Improvisierte Musik – wer bucht so etwas?

Improvisation bedeutet, etwas aus dem Stehgreif dar – und herzustellen.

In der Musik kann die Improvisation als eine Art „Ad hoc Komposition“ bezeichnet werden, wobei diese „Ad hoc Komposition“ nur einmal produziert und erlebt werden kann. Der Musiker verarbeitet während seines Auftritts quasi seine Jetzt – Erfahrung, wie z. B. die Akustik des Raumes, seine eigene Stimmung, seine musikalischen Kenntnisse, die Musik seiner Mitmusiker und die Stimmung im Zuschauerraum.
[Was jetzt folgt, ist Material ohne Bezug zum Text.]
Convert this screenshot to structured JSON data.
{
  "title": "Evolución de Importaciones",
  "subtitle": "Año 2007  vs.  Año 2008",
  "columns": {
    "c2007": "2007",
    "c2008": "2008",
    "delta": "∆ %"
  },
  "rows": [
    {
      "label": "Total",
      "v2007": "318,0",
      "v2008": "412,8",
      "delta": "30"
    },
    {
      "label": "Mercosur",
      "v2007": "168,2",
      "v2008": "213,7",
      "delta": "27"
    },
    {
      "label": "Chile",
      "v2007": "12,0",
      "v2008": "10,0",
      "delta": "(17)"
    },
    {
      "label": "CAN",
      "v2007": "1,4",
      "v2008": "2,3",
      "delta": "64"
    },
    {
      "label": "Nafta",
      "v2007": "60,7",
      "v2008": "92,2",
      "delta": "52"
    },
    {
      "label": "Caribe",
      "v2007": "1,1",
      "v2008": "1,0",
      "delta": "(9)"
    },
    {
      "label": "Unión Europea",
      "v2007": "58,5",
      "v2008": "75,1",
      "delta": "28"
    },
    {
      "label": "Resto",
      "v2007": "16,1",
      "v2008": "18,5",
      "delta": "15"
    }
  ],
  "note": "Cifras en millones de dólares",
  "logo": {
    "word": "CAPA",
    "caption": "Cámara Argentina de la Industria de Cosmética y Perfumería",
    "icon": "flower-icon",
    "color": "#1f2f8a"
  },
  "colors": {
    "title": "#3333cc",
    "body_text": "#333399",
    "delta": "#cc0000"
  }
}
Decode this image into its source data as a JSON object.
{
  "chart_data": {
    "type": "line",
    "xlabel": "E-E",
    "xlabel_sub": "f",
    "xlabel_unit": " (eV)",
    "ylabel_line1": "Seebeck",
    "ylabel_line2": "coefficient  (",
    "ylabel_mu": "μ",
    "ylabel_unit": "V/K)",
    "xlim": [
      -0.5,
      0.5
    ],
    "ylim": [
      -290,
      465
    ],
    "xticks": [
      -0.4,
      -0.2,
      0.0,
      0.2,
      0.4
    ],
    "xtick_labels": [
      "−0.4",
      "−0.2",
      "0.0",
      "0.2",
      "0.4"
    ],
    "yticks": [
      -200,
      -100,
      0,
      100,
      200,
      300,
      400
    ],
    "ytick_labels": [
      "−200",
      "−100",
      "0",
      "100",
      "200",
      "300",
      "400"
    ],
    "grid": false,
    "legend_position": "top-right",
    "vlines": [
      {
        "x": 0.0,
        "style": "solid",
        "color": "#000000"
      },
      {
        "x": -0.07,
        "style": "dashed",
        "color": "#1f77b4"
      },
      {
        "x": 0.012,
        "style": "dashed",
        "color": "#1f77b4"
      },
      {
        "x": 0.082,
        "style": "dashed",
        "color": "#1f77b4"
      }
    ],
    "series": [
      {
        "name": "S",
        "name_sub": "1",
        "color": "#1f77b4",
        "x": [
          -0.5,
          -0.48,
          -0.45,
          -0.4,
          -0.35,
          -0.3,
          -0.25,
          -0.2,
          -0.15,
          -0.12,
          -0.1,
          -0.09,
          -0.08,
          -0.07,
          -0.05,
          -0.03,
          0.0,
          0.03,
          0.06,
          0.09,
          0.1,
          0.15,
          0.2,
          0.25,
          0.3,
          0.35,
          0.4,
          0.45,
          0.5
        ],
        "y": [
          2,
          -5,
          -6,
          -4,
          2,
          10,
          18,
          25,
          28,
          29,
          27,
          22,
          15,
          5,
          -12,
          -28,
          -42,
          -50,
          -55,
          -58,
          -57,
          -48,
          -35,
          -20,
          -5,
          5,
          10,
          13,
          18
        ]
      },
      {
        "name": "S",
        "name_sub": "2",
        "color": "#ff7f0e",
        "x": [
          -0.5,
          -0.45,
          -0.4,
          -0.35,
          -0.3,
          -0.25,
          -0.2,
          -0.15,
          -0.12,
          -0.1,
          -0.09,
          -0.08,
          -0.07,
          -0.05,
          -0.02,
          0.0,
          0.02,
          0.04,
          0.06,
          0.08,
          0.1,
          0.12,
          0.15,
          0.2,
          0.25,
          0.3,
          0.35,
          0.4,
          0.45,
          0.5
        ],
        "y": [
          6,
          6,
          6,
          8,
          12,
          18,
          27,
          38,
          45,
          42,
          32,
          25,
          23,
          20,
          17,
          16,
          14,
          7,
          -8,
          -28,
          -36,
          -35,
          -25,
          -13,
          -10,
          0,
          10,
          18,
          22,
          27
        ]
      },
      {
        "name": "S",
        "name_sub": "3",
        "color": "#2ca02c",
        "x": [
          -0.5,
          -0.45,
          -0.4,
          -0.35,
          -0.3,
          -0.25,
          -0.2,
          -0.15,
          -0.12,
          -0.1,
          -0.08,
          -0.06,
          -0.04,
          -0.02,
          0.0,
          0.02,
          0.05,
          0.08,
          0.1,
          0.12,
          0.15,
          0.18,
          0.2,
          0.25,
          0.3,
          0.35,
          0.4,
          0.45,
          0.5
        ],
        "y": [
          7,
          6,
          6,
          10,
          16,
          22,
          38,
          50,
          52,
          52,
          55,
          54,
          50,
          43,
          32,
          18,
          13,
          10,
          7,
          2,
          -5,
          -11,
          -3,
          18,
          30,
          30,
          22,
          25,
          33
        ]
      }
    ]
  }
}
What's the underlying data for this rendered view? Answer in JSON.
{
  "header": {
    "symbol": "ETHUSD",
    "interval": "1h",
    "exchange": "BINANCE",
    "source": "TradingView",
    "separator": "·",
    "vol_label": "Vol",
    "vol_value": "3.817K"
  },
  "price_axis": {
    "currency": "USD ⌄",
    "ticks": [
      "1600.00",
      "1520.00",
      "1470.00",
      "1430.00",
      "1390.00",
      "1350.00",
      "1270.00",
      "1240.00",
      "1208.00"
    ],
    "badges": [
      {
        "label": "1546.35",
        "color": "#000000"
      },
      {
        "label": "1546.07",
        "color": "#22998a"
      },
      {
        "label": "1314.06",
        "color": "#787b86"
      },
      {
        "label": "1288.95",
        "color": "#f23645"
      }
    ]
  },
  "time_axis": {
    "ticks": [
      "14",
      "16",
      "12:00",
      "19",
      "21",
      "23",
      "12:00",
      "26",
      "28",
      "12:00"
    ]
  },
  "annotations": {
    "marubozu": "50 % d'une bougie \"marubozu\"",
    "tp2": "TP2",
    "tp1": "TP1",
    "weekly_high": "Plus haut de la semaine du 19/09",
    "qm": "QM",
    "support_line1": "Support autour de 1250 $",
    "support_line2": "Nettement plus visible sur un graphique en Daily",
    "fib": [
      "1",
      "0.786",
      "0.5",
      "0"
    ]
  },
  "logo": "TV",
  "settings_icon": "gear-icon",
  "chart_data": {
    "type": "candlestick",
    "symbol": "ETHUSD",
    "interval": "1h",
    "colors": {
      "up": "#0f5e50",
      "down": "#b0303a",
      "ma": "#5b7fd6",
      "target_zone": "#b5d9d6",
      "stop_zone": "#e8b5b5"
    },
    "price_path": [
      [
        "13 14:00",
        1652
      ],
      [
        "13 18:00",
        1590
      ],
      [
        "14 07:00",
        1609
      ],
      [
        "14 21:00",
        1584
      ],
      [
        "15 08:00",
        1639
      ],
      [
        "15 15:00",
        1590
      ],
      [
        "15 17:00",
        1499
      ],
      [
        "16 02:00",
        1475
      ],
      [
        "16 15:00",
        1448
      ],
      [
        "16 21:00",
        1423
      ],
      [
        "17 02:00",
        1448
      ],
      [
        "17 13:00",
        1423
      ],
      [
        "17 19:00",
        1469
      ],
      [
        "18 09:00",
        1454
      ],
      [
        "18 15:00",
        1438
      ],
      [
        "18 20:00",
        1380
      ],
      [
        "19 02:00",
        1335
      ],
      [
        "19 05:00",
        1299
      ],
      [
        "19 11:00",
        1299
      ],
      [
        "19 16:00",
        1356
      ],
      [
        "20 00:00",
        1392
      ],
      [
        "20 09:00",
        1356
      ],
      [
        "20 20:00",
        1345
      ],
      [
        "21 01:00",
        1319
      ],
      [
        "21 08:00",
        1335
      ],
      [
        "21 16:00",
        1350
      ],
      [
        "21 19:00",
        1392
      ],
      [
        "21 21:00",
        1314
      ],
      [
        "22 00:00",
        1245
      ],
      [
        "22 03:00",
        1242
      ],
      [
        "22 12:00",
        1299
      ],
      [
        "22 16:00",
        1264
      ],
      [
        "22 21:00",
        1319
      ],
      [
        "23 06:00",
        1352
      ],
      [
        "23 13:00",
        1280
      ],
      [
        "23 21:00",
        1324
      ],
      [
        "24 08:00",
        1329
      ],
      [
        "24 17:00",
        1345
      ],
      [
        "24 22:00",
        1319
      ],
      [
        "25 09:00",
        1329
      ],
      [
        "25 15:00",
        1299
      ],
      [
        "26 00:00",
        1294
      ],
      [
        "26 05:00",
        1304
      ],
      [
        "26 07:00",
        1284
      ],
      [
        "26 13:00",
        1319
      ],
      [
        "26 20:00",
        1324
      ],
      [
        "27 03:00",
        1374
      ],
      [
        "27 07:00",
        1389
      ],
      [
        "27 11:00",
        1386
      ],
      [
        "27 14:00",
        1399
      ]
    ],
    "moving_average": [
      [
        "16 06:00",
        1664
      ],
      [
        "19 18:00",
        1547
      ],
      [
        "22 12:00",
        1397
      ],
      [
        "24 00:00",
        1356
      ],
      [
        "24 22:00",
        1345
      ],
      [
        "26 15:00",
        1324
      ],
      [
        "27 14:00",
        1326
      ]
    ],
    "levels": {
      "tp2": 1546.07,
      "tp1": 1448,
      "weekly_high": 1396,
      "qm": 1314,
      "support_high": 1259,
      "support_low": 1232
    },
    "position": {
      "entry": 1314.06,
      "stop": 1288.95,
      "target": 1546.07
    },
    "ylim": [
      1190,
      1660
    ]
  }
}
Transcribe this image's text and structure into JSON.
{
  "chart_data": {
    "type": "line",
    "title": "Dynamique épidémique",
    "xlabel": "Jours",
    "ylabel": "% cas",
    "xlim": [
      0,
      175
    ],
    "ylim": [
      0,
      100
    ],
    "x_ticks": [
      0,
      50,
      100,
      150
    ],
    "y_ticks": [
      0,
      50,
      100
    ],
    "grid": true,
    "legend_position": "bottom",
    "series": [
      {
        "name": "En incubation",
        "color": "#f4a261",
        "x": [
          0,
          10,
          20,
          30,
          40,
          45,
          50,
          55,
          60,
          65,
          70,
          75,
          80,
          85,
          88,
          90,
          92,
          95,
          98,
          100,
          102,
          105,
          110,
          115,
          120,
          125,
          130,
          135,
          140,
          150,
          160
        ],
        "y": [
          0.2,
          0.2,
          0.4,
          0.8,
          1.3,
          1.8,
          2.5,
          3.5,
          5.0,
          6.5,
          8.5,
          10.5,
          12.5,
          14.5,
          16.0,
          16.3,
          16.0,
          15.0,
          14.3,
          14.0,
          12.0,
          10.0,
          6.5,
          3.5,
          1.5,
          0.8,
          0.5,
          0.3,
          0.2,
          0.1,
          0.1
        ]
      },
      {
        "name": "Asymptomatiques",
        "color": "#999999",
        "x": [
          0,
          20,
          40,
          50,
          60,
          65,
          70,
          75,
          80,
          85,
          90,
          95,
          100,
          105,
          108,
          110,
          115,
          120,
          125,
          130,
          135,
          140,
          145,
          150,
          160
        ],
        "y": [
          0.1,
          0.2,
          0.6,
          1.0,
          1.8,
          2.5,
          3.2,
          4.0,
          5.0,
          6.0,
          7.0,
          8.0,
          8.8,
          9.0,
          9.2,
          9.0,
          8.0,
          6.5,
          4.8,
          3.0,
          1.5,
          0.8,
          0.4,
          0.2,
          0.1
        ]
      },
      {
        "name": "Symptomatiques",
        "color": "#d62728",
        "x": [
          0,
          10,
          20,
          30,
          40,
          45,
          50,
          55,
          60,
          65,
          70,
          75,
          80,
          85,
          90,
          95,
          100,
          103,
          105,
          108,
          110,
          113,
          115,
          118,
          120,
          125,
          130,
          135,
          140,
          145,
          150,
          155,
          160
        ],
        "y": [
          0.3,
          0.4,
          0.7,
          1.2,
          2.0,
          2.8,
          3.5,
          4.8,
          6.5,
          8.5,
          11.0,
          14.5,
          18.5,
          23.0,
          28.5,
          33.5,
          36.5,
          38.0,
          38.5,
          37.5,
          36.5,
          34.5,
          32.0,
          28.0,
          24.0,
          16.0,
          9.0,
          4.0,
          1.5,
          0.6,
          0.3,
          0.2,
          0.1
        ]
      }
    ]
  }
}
Ein formales Prinzip wird nebensächlich oder entwickelt sich von alleine. All das macht improvisierte Musik so interessant und lebendig. Wobei ich finde, dass eine fundierte klassische Ausbildung am Instrument von Vorteil ist, man sollte sich nur von ihr befreien.

Der Veranstalter, der so eine Konzertform, wie z. B. das Projekt „Long Clarinets, short stories“ oder unser „Chor + Klarinetten“ Konzert bucht, kann sicher sein, ein außergewöhnliches Hör- und Klangerlebnis zu erhalten. Zu beachten gilt, dass für so eine Konzertform die Wahl des Veranstaltungsortes von Bedeutung ist. Damit meine ich nicht nur die bereits angesprochene Akustik des Raumes, sondern vor allem eine inspirierende Atmosphäre des Veranstaltungsortes.  Das können sowohl eine Kirche als auch ein Fabrikgelände sein, der Veranstaltungsraum kann sachlich, verspielt oder sakral wirken. Doch auf jeden Fall sollte er inspirieren. In Sachen Akustik sollte der Raum den Klang in seiner Klarheit tragen können – mehr Hall ist besser als zu wenig.

Improvisation in Literatur, Theater oder Film

Bei literarischen Programmen oder Theaterstücken kann die improvisierte Musik gerade auf der Klarinette mit ihren vielseitigen klanglichen und dynamischen Möglichkeiten entsprechenden Inhalte begleiten, ergänzen oder sie kann Teil des Gesamtprogrammes sein. So können Stimmungen und Bilder eines Gedichtes oder Prosatextes weiterleben und der Zuhörer kann seinen aufkommenden Gedanken und Gefühlen nachgehen. Möglich ist auch, dass entstandene Gedankenbilder und Emotionen zu Ruhe kommen und Raum für Neues entsteht.  Auf diese Weise lässt sich live oder auch bei Hörbuchproduktionen die Intensität der Programme steigern. Während eines Theaterstückes können über die Improvisation szenische Dialoge musikalisch vertieft werden oder einzelne Szenen verknüpft werden. Bei Film und Video sind es die Farben und Emotionen der Bilder, die durch die musikalische Begleitung der Improvisation wunderbar verstärkt werden können.

Improvisation und Interkultur

Eine “Interkultur” entsteht durch den Prozess, wenn mindestens zwei Kulturen aufeinander wirken, die die in Interaktion oder Kommunikation miteinander stehen. In meinem Fall ist es die improvisatorische Auseinandersetzung mit der jüdischen, der Islamischen und der christlichen Religionskultur. Als Beispiel kann hier unserem Projekt „Klarinette trifft Daf trifft Derwisch“ angeführt werden. Hier schafft eine Annäherung an Klezmer- und Sufimusik aus dem Islam und mittelalterlichen Kirchenmusik, der Gregorianik, Verbindungen und Räume für Begegnung. Gleichzeitig wird so auf Ähnlichkeiten und auch Unterschiede der Musikkulturen hingewiesen.

All das kann Improvisation leisten. Sie ist frei und kann unterschiedlichen kulturellen Programmen dienen und Gestaltungsprozessen jeglicher Art durch ihre spielerischen und kommunikativen Möglichkeiten begleiten und unterstützen.